The IRA introduces and increases various tax credit opportunities for residential, commercial, multifamily buildings, and public buildings looking to invest in clean energy opportunities. Homebuilders of residential and all multifamily buildings can receive a tax credit for meeting Energy Star levels of efficiency and can receive a higher credit if it is Department of Energy (DOE) zero-energy ready. This high level of efficiency means that homes could offset most or all of their annual energy use. Increased tax credits are available for home efficiency improvement efforts, meaning taxpayers could receive credit for improvements on insulation, HVAC, water heaters, and other equipment/materials that contribute to energy efficiency. About $1B will go into grants and loans for sustainability improvements to affordable housing for projects in energy and water efficiency, indoor air quality, climate resilience, low-emission technologies, materials, zero-emission electricity generation, energy storage, or building electrification. Along with other residential tax credit opportunities related to clean energy, there are also incentives to expand electric vehicle infrastructure targeting homes in rural or low-income census tracts.

Commercial and public buildings can also receive tax credits similar to the residential-related credits, while allowing retrofit projects to be qualified for benefits. Incentives for improved energy efficiency, clean energy use, EV infrastructure, and energy code adoptions are all part of the IRA’s effort to decarbonize U.S. buildings and work towards a sustainable future.

Virginia’s High-Performance Building Program

The 2012 Virginia High-Performance Building Act, or HB2001, is a state building code program that recently received added requirements, as well as a new local building program. The goal of this bill is to drive growth in the adoption of green building practices to create efficient and resilient buildings.

The Virginia statute states that an agency must ensure that a public building is designed, constructed, verified, and operated to comply with the high-performance building certification with sufficient EV infrastructure and metering of all utilities. Meeting the high-performance building certification means acquiring a LEED Certification, Green Globes Certification, and/or the Virginia Energy Conservation and Environmental Standards (“VEES”). To meet the EV charging requirements, there must be enough space to provide electric vehicle charging stations and related infrastructure – including transformers, service equipment, and large conduit to support every fleet vehicle that will be located at the building. The metering requirement ensures that the building’s energy use and associated carbon emissions are measured, including metering of all electricity, gas, water, and other utilities.

Electric car charging station

“By building in this manner, the sustainable features of buildings pay for themselves through their efficiencies within 8 years.”
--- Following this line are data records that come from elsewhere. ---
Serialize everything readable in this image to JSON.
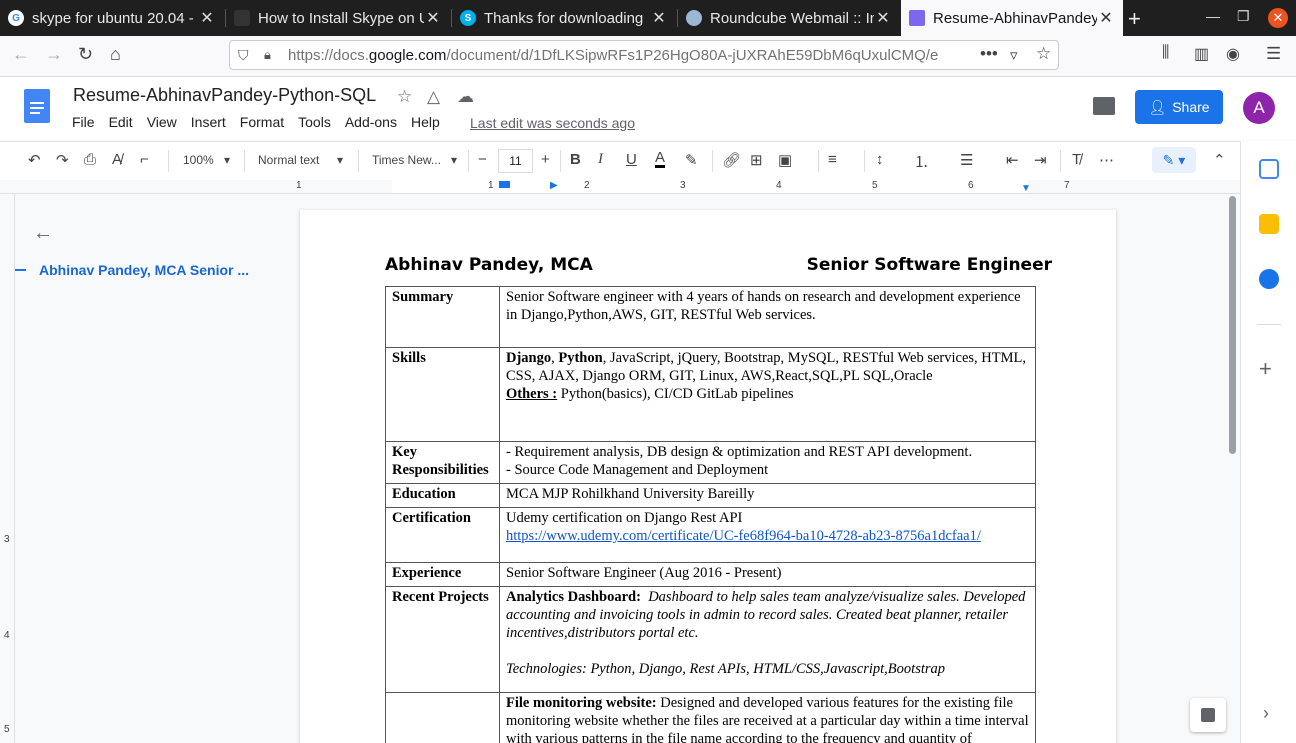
{
  "browser": {
    "tabs": [
      {
        "title": "skype for ubuntu 20.04 -",
        "icon": "google-icon"
      },
      {
        "title": "How to Install Skype on U",
        "icon": "site-icon"
      },
      {
        "title": "Thanks for downloading",
        "icon": "skype-icon"
      },
      {
        "title": "Roundcube Webmail :: In",
        "icon": "roundcube-icon"
      },
      {
        "title": "Resume-AbhinavPandey-",
        "icon": "docs-icon",
        "active": true
      }
    ],
    "url_prefix": "https://docs.",
    "url_domain": "google.com",
    "url_rest": "/document/d/1DfLKSipwRFs1P26HgO80A-jUXRAhE59DbM6qUxulCMQ/e"
  },
  "docs": {
    "title": "Resume-AbhinavPandey-Python-SQL",
    "menu": [
      "File",
      "Edit",
      "View",
      "Insert",
      "Format",
      "Tools",
      "Add-ons",
      "Help"
    ],
    "last_edit": "Last edit was seconds ago",
    "share_label": "Share",
    "avatar_letter": "A",
    "toolbar": {
      "zoom": "100%",
      "style": "Normal text",
      "font": "Times New...",
      "font_size": "11"
    },
    "ruler_numbers": [
      "1",
      "1",
      "2",
      "3",
      "4",
      "5",
      "6",
      "7"
    ],
    "vruler_numbers": [
      "3",
      "4",
      "5"
    ],
    "outline_item": "Abhinav Pandey, MCA Senior ..."
  },
  "resume": {
    "name": "Abhinav Pandey, MCA",
    "role": "Senior Software Engineer",
    "rows": {
      "summary": {
        "label": "Summary",
        "text": "Senior Software engineer with 4 years of hands on research and development experience in Django,Python,AWS, GIT, RESTful Web services."
      },
      "skills": {
        "label": "Skills",
        "django": "Django",
        "python": "Python",
        "rest": ", JavaScript, jQuery, Bootstrap, MySQL, RESTful Web services, HTML, CSS, AJAX, Django ORM, GIT, Linux, AWS,React,SQL,PL SQL,Oracle",
        "others_label": "Others :",
        "others": " Python(basics), CI/CD GitLab pipelines"
      },
      "resp": {
        "label": "Key Responsibilities",
        "line1": "- Requirement analysis, DB design & optimization and REST API development.",
        "line2": "- Source Code Management and Deployment"
      },
      "education": {
        "label": "Education",
        "text": "MCA MJP Rohilkhand University Bareilly"
      },
      "cert": {
        "label": "Certification",
        "text": "Udemy certification on Django Rest API",
        "link": "https://www.udemy.com/certificate/UC-fe68f964-ba10-4728-ab23-8756a1dcfaa1/"
      },
      "experience": {
        "label": "Experience",
        "text": "Senior Software Engineer (Aug 2016 - Present)"
      },
      "projects": {
        "label": "Recent Projects",
        "p1_title": "Analytics Dashboard:",
        "p1_text": "Dashboard to help sales team analyze/visualize sales. Developed accounting and invoicing tools in admin to record sales. Created beat planner, retailer incentives,distributors portal etc.",
        "p1_tech": "Technologies: Python, Django, Rest APIs, HTML/CSS,Javascript,Bootstrap",
        "p2_title": "File monitoring website:",
        "p2_text": " Designed and developed various features for the existing file monitoring website whether the files are received at a particular day within a time interval with various patterns in the file name according to the frequency and quantity of"
      }
    }
  },
  "colors": {
    "accent": "#1a73e8",
    "avatar": "#8e24aa",
    "ubuntu_close": "#e95420"
  }
}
Lane Rawlins, University of North Texas

Many people assume that constructing buildings with green strategies equates to significant increases in unnecessary costs. The key to the success of sustainable building construction is implement green strategies from the first day of planning and through the entire life cycle of a building. Tips for success on the HB2001:

  • Describe the project’s high-performance design priorities and goals in the RFP and in all Owner Requirements documents
  • Conduct a high-performance strategy session as the project kicks off
  • Follow up regularly on high-performance strategy needs
  • Confirm and commit to your compliance path by the schematic design phase

Stepping Forward

The recent federal and state policies that are geared towards green building and infrastructure show that there is a promising future for the construction industry to actively work towards a sustainable built environment. We still have a long way to go, but these are huge steps in the right direction.